I feel like this book has been one of God's probing instruments over the last couple weeks while I've been marathon reading it. Pitchin' a Fit (great title, right?) hasn't changed me, because only God's sanctifying power and my cooperation with that power can change my bad character. That's a process that I am still very much at the beginning of. But the book has been an excellent tool to jumpstart that process.
So can I share some of what I've learned?
But first, the book review segment of this post.
On the semi-negative side, not all of this book has to do with angry parenting. The first several chapters threw me off because they addressed anger in general and I wanted to get to the parenting part! The book also awkwardly switches back and forth between Israel and Brook's point of view.
On the positive side, Pitchin' a Fit is very straight forward. I appreciated the lack of flowery language. No rehashing or cliché fillers. I appreciated the directness and moving on. Some of it will apply, some of it won't. But you won't have to sit through thick, belabored points or irrelevant stories before you get to what does apply. The book also quotes Scripture frequently; it is not a self-help book.
What drew me in immediately was the story in the introduction. Israel shares a personal blow-up scenario involving one of his children and 25 chickens. The story made him feel relatable, and I wanted to read more (granted, my flesh wanted to hear more relatable stories of failures than the book actually provided). For those who have never heard of the authors (I hadn't until I went to the 2014 Homeschool Alumni Reunion where he was a speaker), Israel and Brook Wayne are the homeschooling parents of 9 children. They speak from both experience and the study of God's word.
Ok, what have I learned?
What sticks out to me the most is the content of chapter 7, "But I'm Not Patient!" To summarize (because you'll have to read the book yourself if you want all the supporting details ;)), patience is a fruit of the Spirit. And fruits of the Spirit don't come about because of human effort. "It is our abiding in Jesus that will bear the fruit of patience (see John 15)" (p.102). "It is not an attitude of 'I will, I will, I WILL have patience!'" (p. 103). Oh and don't I know it! Patience is something I have to seek from God, something He needs to work in me.

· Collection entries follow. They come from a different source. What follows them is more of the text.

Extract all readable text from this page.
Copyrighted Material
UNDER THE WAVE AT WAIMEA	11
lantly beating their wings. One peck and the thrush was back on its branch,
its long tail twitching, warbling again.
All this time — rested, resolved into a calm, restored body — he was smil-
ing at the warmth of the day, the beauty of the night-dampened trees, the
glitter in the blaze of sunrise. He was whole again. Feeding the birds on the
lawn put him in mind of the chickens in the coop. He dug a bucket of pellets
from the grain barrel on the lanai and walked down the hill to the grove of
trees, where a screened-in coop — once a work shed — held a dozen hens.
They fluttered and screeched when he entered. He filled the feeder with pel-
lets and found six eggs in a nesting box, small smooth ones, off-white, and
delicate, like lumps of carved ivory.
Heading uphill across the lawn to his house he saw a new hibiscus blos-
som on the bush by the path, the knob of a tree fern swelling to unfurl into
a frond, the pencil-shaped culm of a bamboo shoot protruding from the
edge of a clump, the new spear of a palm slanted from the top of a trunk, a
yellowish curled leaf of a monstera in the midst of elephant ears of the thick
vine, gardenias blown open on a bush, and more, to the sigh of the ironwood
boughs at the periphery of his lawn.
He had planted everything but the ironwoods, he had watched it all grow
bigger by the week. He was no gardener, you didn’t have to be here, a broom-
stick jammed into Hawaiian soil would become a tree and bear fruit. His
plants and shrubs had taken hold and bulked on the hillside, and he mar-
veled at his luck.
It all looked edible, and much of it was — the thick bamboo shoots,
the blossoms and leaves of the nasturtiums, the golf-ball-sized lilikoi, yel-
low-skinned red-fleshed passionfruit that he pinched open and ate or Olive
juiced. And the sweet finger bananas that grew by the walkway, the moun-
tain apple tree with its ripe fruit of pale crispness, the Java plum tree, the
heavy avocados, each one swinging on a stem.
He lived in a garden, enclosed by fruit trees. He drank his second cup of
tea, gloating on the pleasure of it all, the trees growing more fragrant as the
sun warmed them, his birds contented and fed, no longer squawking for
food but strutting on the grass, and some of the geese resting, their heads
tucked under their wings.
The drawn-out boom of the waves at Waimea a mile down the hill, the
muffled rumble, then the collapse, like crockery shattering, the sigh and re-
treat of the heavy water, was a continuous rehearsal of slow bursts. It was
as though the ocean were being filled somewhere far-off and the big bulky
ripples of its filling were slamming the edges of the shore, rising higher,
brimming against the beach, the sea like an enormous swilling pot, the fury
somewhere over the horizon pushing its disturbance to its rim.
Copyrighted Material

On a practical level, the authors also talk about triggers and ways to make space so you are less likely to blow up. For my own memory's sake, I want to note some of what God has shown me that seems to be helpful in my classroom.
-be consistent with the rules
-discipline on the first infraction instead of waiting until you can't take it any more
-send the erring child outside when you feel the frustration creep up--by the time I go outside, the frustration is cooled and I am able to talk with (vs. rebuke) the child, and do so without shaming the child in front of the class (ie. a win-win-win!)
Israel and Brook Wayne are clear that there is no excuse for anger. They cite Biblical and logical reasons why there is no excuse. They are also clear that anger does happen. But I like how they address the process of change. They treat it like a habit. You work towards it through instant-by-instant choices. I LOVE this quote on p. 104: "When you fail (sadly, it will happen), instead of falling into a muddle over it . . repent. [...] Invite fellowship with the Lord again and get going, back in the midst of life."
There's tons more content--my book is all underlined--so if you feel this is an area where you need some sanctification, I strongly suggest you get this book and open it with a heart ready to let God work. Pitchin' a Fit may not be the first book written on anger, but it is easy-to-read and Scripture-based, and that's a pretty good recommendation in itself.
One last quote.
"We often get so hyper-focused on the fact that our children need to grow up that we forget that God has a vested interest in this whole parenting journey you are on, and He wants to see you grow!" (p. 105)
I was lucky enough to receive a free copy of this book from the publisher in exchange for a review.